CHP Grup Başkan Vekili Özgür Özel, pandemiden CHP kitlesinin daha güçlü çıkacağını düşünüyor olsa gerektir ki, Cumhurbaşkanı Erdoğan’ı, bürokratları ve devlet memurlarını ağız dolusu tehdit edebilmekte.

MART ayı başından itibaren ülkemizin tek gündemi, -malûmunuz- Korona virüs vakaları. Haberler ve tartışma programları virüsle başlayıp virüsle bitiyor. Hâliyle Devletin tüm organları, tüm bakanlıkları ve yetkili kurumlarının tüm mesaisi Korona üzerine...

Başta Sağlık Bakanlığı olmak üzere, bütün bakanlıklar pandeminin ülkeye, insanımıza, eğitimimize, ekonomimize, iş ve sosyal hayatımıza olan kaçınılmaz etkilerini en aza indirmek için canla başla çalışmaktalar.

Hattâ Devletimiz sadece kendi ülkesine ve insanlarına yetişmekle kalmayıp, yardıma ihtiyaç duyan onlarca ülkeye de imkânlar dâhilinde dokunarak ve yardım elini uzatarak göğsümüzü kabartmakta.

Böyle de olması gerekiyor zaten. Tarihin ve medeniyetimizin omuzumuza yüklediği bu sorumluluktan kaçamayız.

***

Sadece ülkemizin değil, tüm yerkürenin tek gündemi Koronavirüs...

Hâl böyle olunca, muhalefetimizin gündeminin de pandemi olması beklenir, öyle değil mi?

Gelin görün ki, Ayşenur Arslan’ın Halk TV’deki programında, “Koronavirüsten daha çok AKP’li yaşlılar ölecek” müjdesinden bugüne muhalefet dalgasına bakıyor!

Bu yüzden olsa gerektir, sokağa çıkma yasaklarına kadar İzmir, Beşiktaş, Şişli ve Kadıköy gibi lâik caddelerimizde iğne atsanız yere düşmezdi, hatırlayınız.

Muhtemelen AKP’lilerin ölüm sürecini hızlandırmak ve “Tanrı’yı kıyamete zorlamak” için İmamoğlu ısrarla ve inatla İETT otobüslerini hâlen garajlarda bekletmekte ve sefer sayılarını arttırmama noktasında katı şekilde defans yapmakta.

***

CHP Grup Başkan Vekili Özgür Özel, pandemiden CHP kitlesinin daha güçlü çıkacağını düşünüyor olsa gerektir ki, Cumhurbaşkanı Erdoğan’ı, bürokratları ve devlet memurlarını ağız dolusu tehdit edebilmekte.

Hattâ CHP İstanbul İl Başkanı Canan Kaftancıoğlu ablamız, vitesi yükseltmiş, bu pandemide Erdoğan’ın ölmeme ihtimâline yönelik (B plânı olarak) darbe imalarında bulunmakta, sadece iktidarın değil, sistemin de değişeceğinin muştularını vermekte.

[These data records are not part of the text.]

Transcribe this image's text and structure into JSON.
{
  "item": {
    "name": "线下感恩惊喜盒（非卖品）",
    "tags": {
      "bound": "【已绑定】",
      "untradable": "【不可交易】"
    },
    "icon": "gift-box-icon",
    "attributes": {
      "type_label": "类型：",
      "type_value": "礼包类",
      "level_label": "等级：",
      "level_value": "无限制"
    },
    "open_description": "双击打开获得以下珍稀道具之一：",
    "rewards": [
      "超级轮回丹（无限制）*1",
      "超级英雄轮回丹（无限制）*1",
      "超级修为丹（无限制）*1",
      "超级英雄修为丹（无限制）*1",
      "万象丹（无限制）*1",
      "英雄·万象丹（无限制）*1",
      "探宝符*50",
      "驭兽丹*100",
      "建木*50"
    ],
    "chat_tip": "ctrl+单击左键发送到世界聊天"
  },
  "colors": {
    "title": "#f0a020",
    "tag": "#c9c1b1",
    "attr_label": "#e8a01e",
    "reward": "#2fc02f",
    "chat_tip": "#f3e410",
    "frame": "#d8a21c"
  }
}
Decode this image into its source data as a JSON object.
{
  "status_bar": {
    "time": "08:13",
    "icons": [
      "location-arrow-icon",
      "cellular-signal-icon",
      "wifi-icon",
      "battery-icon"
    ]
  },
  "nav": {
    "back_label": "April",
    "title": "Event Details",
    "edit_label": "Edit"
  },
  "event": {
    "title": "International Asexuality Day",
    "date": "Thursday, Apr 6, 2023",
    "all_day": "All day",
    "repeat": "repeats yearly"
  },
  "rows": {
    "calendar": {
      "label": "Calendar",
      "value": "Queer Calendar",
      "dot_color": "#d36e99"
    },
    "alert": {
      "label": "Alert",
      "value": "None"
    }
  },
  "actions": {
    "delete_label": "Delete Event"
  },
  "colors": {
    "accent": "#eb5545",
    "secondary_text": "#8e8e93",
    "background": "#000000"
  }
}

Her ne kadar bu pandemiden “AKP seçmeni daha çok etkilenecekse” de, gündemi tümden ıskalamak da olmazdı hani…

Bu yüzden sahra hastanesi fena fikir olmayabilirdi. Gerçi onlarca şehir hastanesine dudak büken, bu hastaneleri gereksiz bulan, inşaatlarının durdurulmasını isteyen kitlenin CHP’li belediye tarafından Adana’da fuar alanından bozma, derme çatma “sahra hastanesini” sitayişle alkışladıklarına şâhit olduk ama olsundu, gidiş yoluna da puan vermek lâzım.

***

Koronavirüsten ölmeden önce bazı AKP’li troller, İmamoğlu’nun 90 liralık yardım kolisi için 150 lira talep etmesine höykürmüş olsalar da Başkan’ın bu kolilerin prototip olduğunu söylemesi sonrasında seslerini kestiler. Sonuçta “bu bir baz” idi.

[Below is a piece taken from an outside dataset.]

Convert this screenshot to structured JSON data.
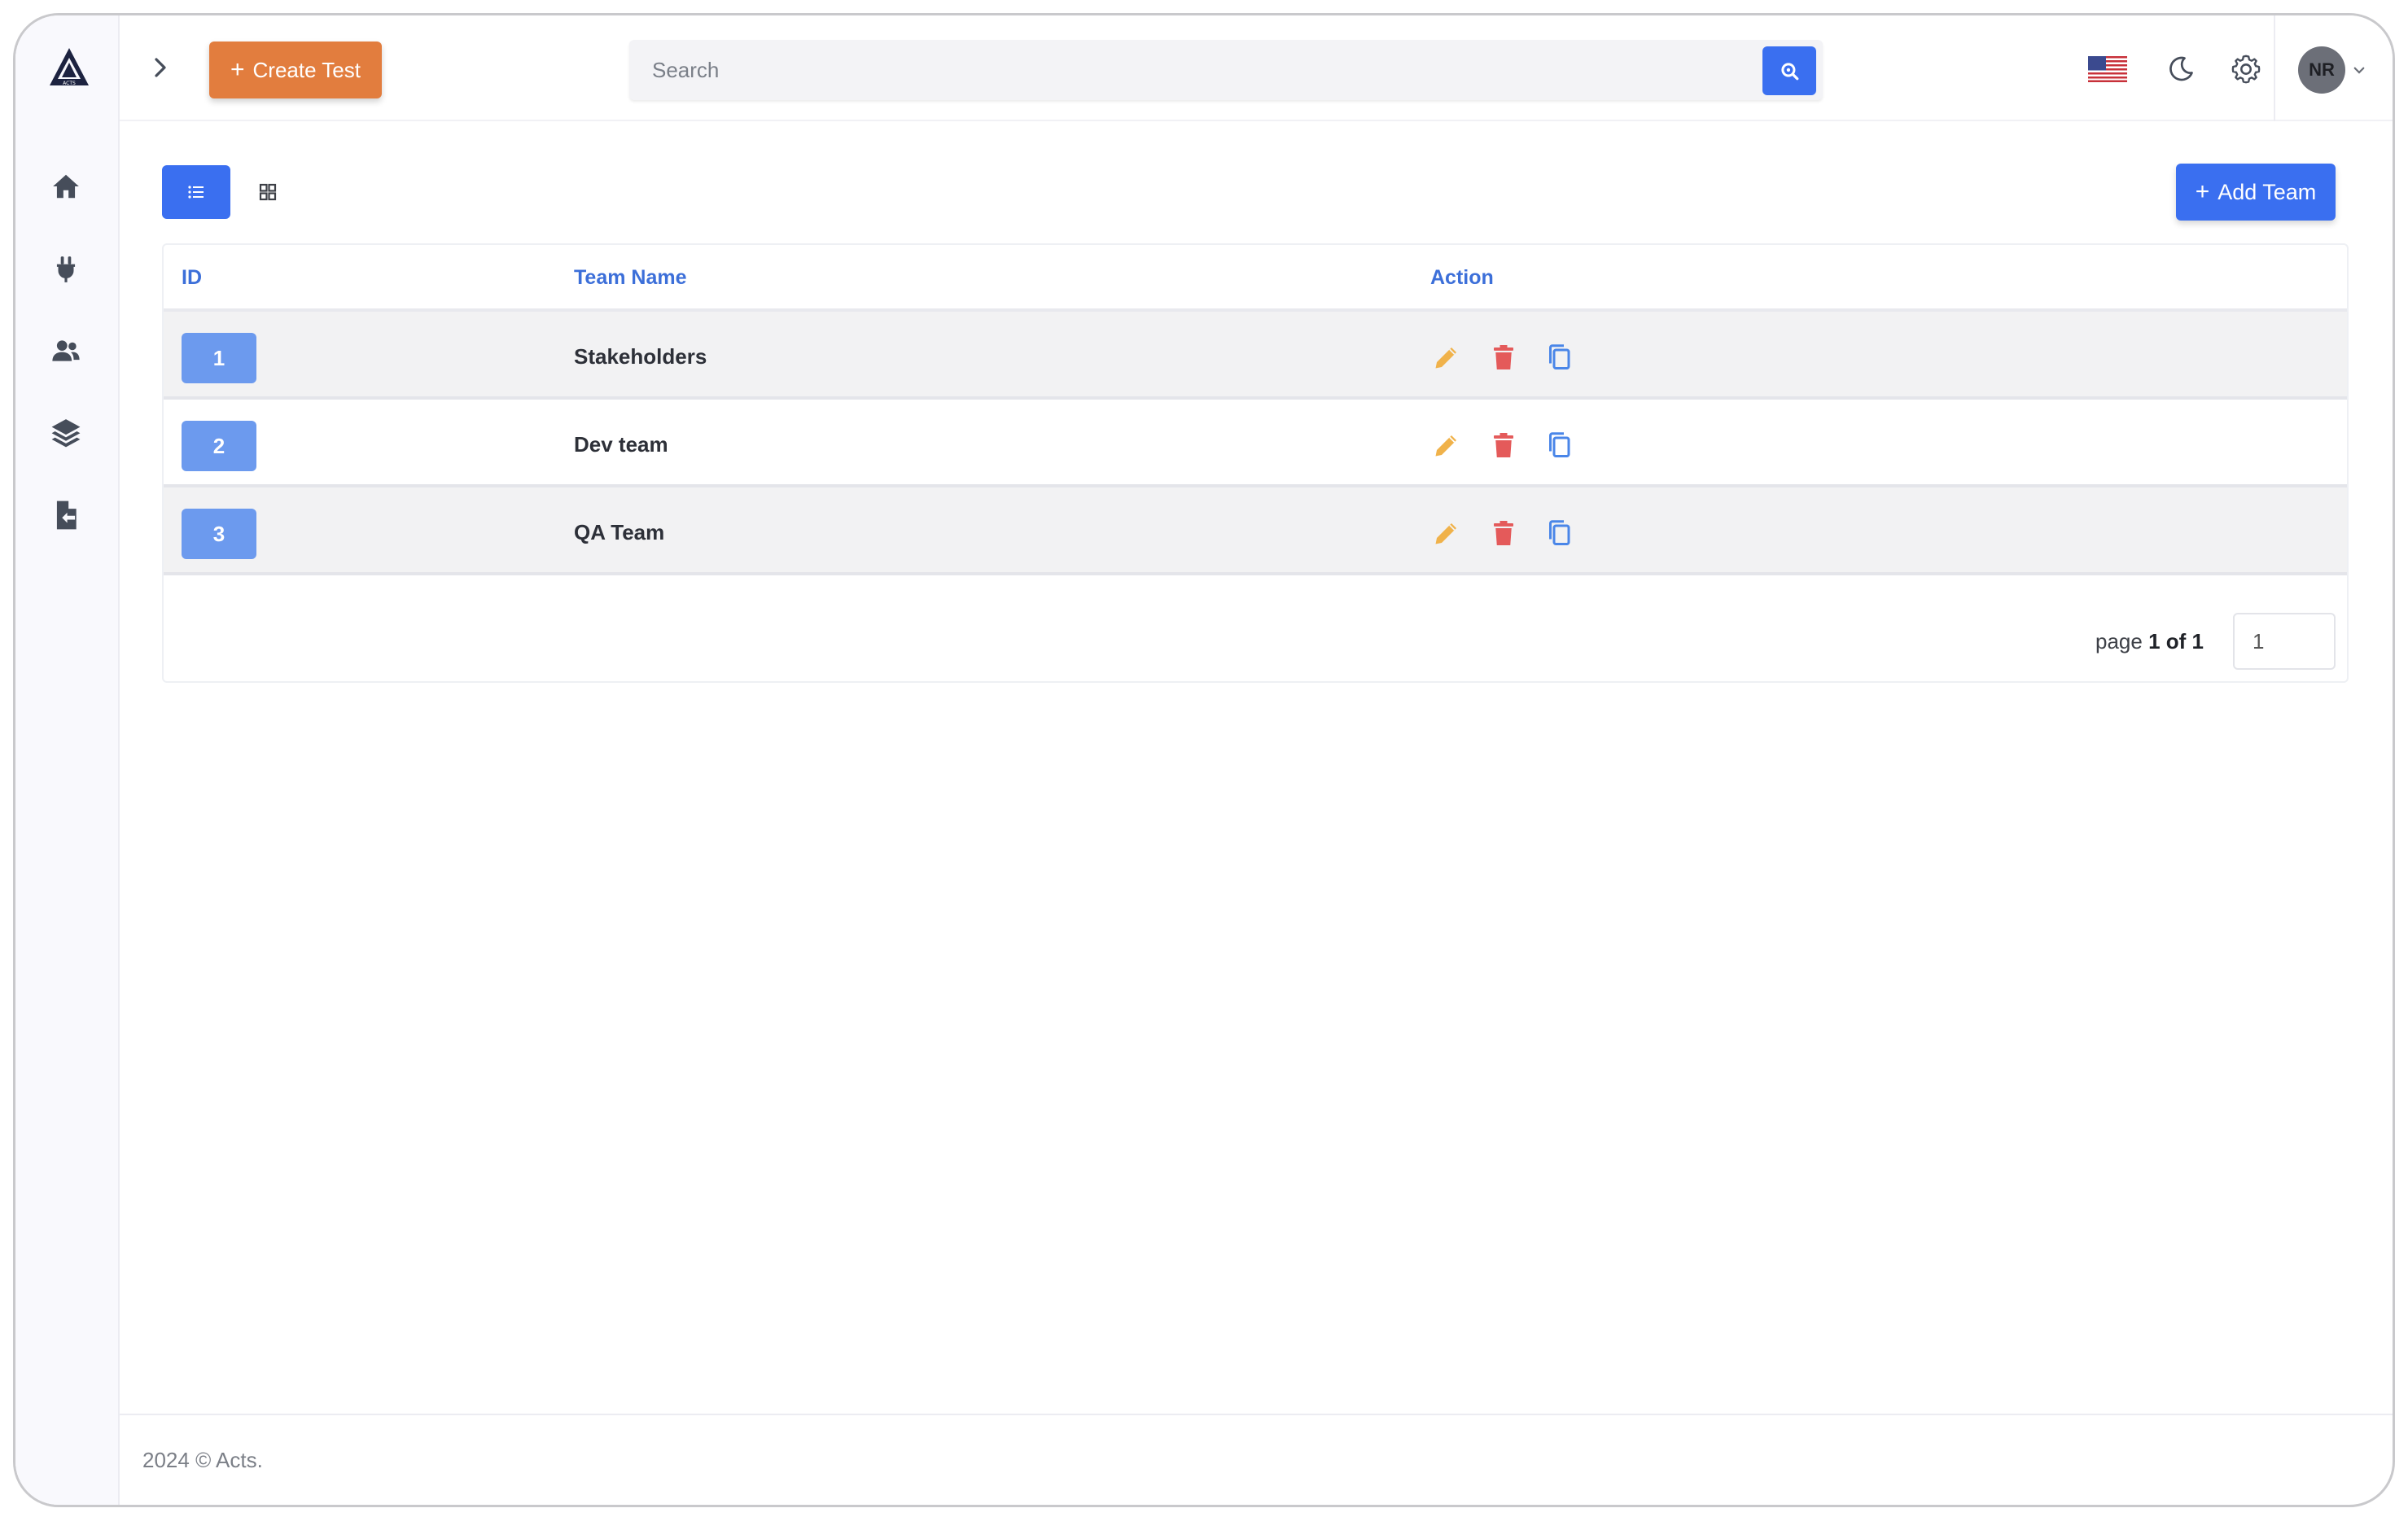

Tabiî son günlerini yaşayan yaşlı AKP’lilerin fitre ve zekât ibadetlerinin yerine getirilmesi ve huzur içerisinde ölmeleri için Belediyenin gerekli hizmeti sağlaması da gerekiyordu. İmamoğlu, bu konuda verdiği fetvayla, sorumlu Belediye Başkanı olarak üzerine düşen vazîfeyi yerine getirmiş oldu.

23 Nisan’da çocuklar için hazırlanan İBB kolilerinden çıkan broşür konusunu hiç açmayayım, yoksa bu paragraf bu yazıda kapanmaz!

***

Sorumlu bir muhalefet olarak CHP’nin bir vazîfesi de İsveç’ten ambulans uçakla getirilen hastanın Sağlık Bakanı Fahrettin Koca ile olan akrabalık ilişkisini deşifre etmekti.

Gerçi Koca Konyalı, getirilen hasta Batmanlı çıktı. Ama yeterince geriye gidilecek olursa, mutlaka bir akrabalık bağı -pekâlâ- çıkabilir, öyle değil mi?

Bu pandemi günlerinde, İl Başkanı’nın talimatıyla (her ne kadar Genel Müdür inkâr etmiş olsa da) CHP Üsküdar İlçe Başkanı’nın, Cumhurbaşkanlığı İletişim Ofisi Başkanı Fahrettin Altun’un evinin fotoğraflarını çekmesi de rutin işlerinden ve görevlerinden birisidir. Sakin olunuz beyler!

Velhasıl, ülke (hattâ tüm dünya) yanarken birileri saçını tarıyor.  

Ne diyelim, kel başa şimşir tarak!

Kalınız sağlıcakla efendim.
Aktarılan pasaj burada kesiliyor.